A Scattering Transform for Noncommutative Instantons
Spencer Tamagni
TL;DR
The work constructs a rigorous bridge between monopole scattering and noncommutative instantons, embedding both in a unified framework tied to infinite Grassmannians and affine Yangians. It introduces instanton scattering matrices $\mathbb{S}(u)$ as semiclassical $R$-matrices whose matrix elements are global functions on instanton moduli, obtained from Ext^1 data and Plücker coordinates, and links them to KP tau-functions. A top-down string/M-theory perspective clarifies the origin of these matrices as brane intersections and Chern-Simons defect data, while a bottom-up fermionic path-integral approach yields explicit determinant formulas and Miura-factorizations. The paper further argues that monopole data can be recovered from the instanton matrices, offering a new nonperturbative route to the $R$-matrix theory of shifted affine Yangians and a geometric realization of double affine Grassmannian slices.
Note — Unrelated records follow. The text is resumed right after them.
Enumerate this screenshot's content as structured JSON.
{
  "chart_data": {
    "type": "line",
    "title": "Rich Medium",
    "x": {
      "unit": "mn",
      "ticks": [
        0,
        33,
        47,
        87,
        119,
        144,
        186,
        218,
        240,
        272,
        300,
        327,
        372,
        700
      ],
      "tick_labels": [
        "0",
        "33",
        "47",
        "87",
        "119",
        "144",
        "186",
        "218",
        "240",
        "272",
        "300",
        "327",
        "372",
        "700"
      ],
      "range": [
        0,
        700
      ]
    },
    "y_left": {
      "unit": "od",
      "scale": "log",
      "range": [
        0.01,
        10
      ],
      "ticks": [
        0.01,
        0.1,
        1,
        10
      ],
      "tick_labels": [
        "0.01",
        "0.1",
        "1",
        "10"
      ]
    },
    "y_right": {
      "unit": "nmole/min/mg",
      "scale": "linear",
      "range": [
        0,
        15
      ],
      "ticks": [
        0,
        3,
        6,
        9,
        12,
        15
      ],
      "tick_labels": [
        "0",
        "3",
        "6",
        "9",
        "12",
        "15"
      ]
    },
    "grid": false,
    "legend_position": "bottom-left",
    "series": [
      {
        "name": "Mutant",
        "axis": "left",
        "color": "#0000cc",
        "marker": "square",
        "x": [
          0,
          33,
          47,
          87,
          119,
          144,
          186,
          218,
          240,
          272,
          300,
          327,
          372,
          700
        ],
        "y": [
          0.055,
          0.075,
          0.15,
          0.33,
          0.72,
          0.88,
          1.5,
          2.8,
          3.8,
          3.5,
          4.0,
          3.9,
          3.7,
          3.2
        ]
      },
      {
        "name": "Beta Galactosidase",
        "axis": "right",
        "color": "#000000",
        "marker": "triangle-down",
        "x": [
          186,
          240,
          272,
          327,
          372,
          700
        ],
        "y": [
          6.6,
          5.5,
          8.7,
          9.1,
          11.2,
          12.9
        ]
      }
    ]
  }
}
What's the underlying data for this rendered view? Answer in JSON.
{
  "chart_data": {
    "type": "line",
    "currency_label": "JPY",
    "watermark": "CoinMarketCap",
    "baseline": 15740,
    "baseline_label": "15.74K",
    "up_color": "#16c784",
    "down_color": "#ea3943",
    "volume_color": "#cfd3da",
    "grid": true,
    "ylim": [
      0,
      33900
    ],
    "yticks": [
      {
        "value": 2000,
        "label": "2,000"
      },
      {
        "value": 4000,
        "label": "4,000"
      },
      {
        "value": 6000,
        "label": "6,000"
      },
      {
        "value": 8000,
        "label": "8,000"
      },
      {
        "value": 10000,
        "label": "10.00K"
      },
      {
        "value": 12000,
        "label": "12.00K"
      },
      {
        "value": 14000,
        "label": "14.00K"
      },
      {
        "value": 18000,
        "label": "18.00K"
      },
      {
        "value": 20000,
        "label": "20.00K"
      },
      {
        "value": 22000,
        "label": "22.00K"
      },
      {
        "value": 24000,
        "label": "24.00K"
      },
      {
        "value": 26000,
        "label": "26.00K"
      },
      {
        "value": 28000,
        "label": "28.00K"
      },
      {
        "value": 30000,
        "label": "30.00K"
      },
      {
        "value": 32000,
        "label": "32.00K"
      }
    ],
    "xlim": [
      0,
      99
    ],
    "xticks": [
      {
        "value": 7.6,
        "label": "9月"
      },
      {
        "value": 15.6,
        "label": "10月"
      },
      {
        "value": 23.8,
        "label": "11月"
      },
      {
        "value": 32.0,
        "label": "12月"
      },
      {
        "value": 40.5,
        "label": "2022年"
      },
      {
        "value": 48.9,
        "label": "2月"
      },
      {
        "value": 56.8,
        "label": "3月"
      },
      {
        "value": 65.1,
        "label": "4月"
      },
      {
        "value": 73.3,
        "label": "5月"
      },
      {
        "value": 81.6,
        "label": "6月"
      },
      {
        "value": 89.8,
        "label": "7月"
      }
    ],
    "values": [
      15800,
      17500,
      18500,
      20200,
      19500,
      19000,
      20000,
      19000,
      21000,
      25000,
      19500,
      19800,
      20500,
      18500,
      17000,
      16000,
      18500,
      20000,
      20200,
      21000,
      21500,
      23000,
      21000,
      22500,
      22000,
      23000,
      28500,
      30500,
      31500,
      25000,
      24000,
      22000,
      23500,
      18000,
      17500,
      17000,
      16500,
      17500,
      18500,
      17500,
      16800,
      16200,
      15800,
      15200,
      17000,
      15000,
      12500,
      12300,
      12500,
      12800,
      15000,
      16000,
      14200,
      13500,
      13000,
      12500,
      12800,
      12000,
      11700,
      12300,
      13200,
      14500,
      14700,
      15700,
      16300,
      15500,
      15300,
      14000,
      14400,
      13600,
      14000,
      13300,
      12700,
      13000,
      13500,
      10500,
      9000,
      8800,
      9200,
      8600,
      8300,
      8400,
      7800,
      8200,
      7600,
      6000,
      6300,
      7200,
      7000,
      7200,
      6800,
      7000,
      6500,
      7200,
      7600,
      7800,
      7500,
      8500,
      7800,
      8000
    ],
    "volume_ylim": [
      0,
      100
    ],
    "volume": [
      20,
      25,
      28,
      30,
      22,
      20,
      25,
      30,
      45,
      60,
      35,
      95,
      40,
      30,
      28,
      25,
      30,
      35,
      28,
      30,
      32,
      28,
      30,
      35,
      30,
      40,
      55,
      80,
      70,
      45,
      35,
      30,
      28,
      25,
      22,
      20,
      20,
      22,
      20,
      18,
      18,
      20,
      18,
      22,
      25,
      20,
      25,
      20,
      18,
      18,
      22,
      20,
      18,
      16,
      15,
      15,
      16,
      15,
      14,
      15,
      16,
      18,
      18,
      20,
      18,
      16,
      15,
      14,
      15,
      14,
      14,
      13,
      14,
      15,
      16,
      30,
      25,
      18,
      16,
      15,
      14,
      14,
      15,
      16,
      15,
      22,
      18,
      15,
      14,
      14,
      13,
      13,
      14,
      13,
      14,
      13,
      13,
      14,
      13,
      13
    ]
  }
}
Together, these results provide new tools and conjectures for noncommutative gauge theories, integrable systems, and geometric representation theory, with broad implications for the interplay between physics and advanced algebraic structures.
Abstract
We give a detailed and mathematically rigorous analysis of the path integrals of chiral fermions supported on holomorphic curves on $T^* \mathbb{C}$ in a general noncommutative instanton background. It is shown that such path integrals can be interpreted as computing instanton analogs of matrix coefficients of monopole scattering matrices. Generalizing the known relation between monopole scattering matrices and $R$-matrices of (shifted) Yangians $\mathsf{Y}(\mathfrak{gl}_r)$, our formalism gives rise to a novel geometric method to calculate $R$-matrices of (shifted) affine Yangians $\mathsf{Y}(\widehat{\mathfrak{gl}}_r)$. This may also be viewed as an explicit description of double affine Grassmannian slices by $\infty \times \infty$ matrices, compatible with factorization. Our approach unifies a number of earlier results in the literature, and also leads to interesting new results and conjectures.